# how to import raw files???



## Destin (Sep 25, 2010)

Ok, so I have a nikon d40. I have all but given up on shooting in raw, because every time I try it I can't get the photos to import off of my card. My computer doesn't even recognize the fact that they are on the card. Is something wrong, or do I need certain software or something? I feel like a total moron for having to ask this!!!

Also, what do you use to post proccess raw images? Does photoshop let you adjust the white balance and such of it in post (which is the main reason to shoot raw in the first place, right?) or do I need specific software for that too?


----------



## oldmacman (Sep 25, 2010)

Destin said:


> Ok, so I have a nikon d40. I have all but given up on shooting in raw, because every time I try it I can't get the photos to import off of my card. My computer doesn't even recognize the fact that they are on the card. Is something wrong, or do I need certain software or something? I feel like a total moron for having to ask this!!!
> 
> Also, what do you use to post proccess raw images? Does photoshop let you adjust the white balance and such of it in post (which is the main reason to shoot raw in the first place, right?) or do I need specific software for that too?
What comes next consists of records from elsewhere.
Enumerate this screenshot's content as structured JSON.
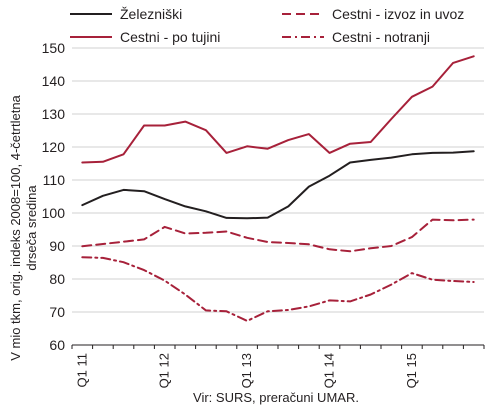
{
  "chart_data": {
    "type": "line",
    "source_note": "Vir: SURS, preračuni UMAR.",
    "ylabel_line1": "V mio tkm, orig. indeks 2008=100, 4-četrtletna",
    "ylabel_line2": "drseča sredina",
    "ylim": [
      60,
      150
    ],
    "yticks": [
      60,
      70,
      80,
      90,
      100,
      110,
      120,
      130,
      140,
      150
    ],
    "x_tick_labels": [
      {
        "label": "Q1 11",
        "index": 0
      },
      {
        "label": "Q1 12",
        "index": 4
      },
      {
        "label": "Q1 13",
        "index": 8
      },
      {
        "label": "Q1 14",
        "index": 12
      },
      {
        "label": "Q1 15",
        "index": 16
      }
    ],
    "x_count": 20,
    "grid": "horizontal",
    "legend_placement": "top",
    "series": [
      {
        "name": "Železniški",
        "color": "#231f20",
        "dash": "solid",
        "values": [
          102.4,
          105.2,
          107.0,
          106.6,
          104.2,
          102.0,
          100.5,
          98.5,
          98.4,
          98.6,
          102.0,
          108.0,
          111.3,
          115.3,
          116.1,
          116.8,
          117.8,
          118.2,
          118.3,
          118.7
        ]
      },
      {
        "name": "Cestni - izvoz in uvoz",
        "color": "#a7213a",
        "dash": "dash",
        "values": [
          89.9,
          90.6,
          91.3,
          92.0,
          95.8,
          93.8,
          94.0,
          94.4,
          92.5,
          91.2,
          90.9,
          90.5,
          89.0,
          88.4,
          89.3,
          90.0,
          92.7,
          98.0,
          97.8,
          98.0
        ]
      },
      {
        "name": "Cestni - po tujini",
        "color": "#a7213a",
        "dash": "solid",
        "values": [
          115.3,
          115.5,
          117.8,
          126.5,
          126.5,
          127.7,
          125.1,
          118.2,
          120.2,
          119.5,
          122.1,
          123.9,
          118.2,
          121.0,
          121.5,
          128.5,
          135.2,
          138.3,
          145.5,
          147.5
        ]
      },
      {
        "name": "Cestni - notranji",
        "color": "#a7213a",
        "dash": "dashdot",
        "values": [
          86.6,
          86.4,
          85.1,
          82.7,
          79.5,
          75.3,
          70.5,
          70.2,
          67.3,
          70.2,
          70.6,
          71.7,
          73.5,
          73.2,
          75.3,
          78.3,
          81.8,
          79.8,
          79.4,
          79.1
        ]
      }
    ]
  }
}
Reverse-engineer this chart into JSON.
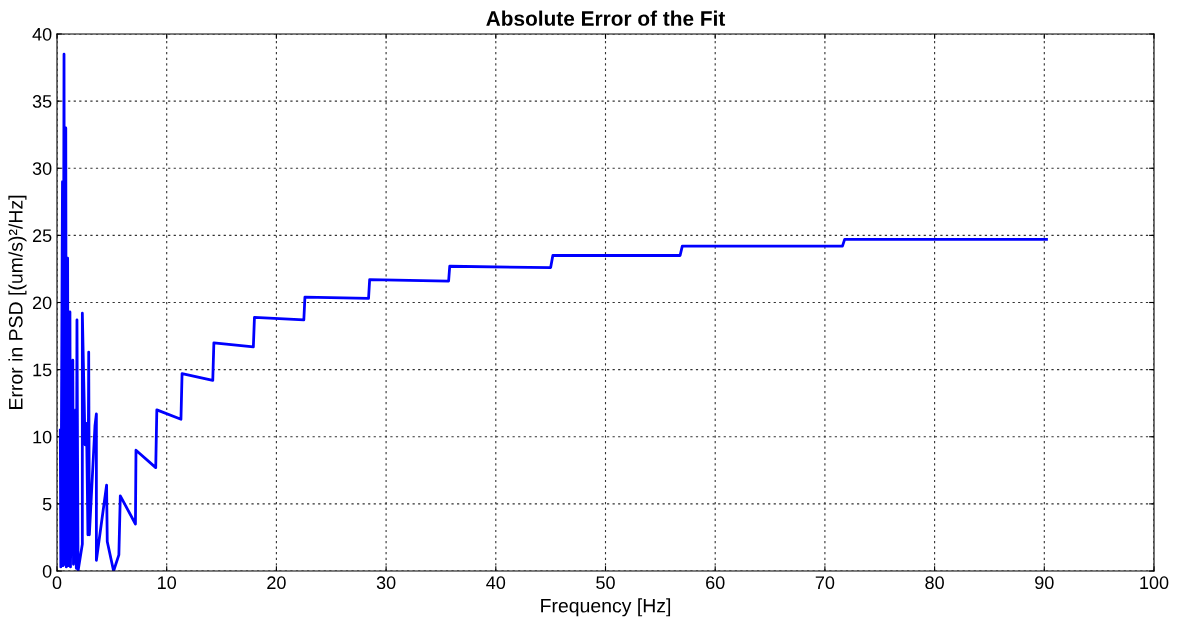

The camera should come with software that allows the import of images on to your computer. If you have lost the disk, here is a link to Nikon USA. This software has some basic tweaking features, but Light Room 3 and Photoshop will do your heavy lifting. Adobe just released the version 9 of Photoshop Elements at photokina. Elements will be a cheaper software package than either LR3 or PS.


----------



## Destin (Sep 25, 2010)

I have LR3, and cs4. neither one recognizes my camera's raw files. And I have nikon transfer, it doesn't either. I'm a bit confused....


----------



## Destin (Sep 25, 2010)

Ugh, just tried LR3 again, and now it works. It wouldn't before though, and I dont think I did anything different. Guess I must have though


----------



## Garbz (Sep 25, 2010)

Make sure you have both the latest lightroom version and the most recent Adobe CameraRAW plugin for Photoshop.


----------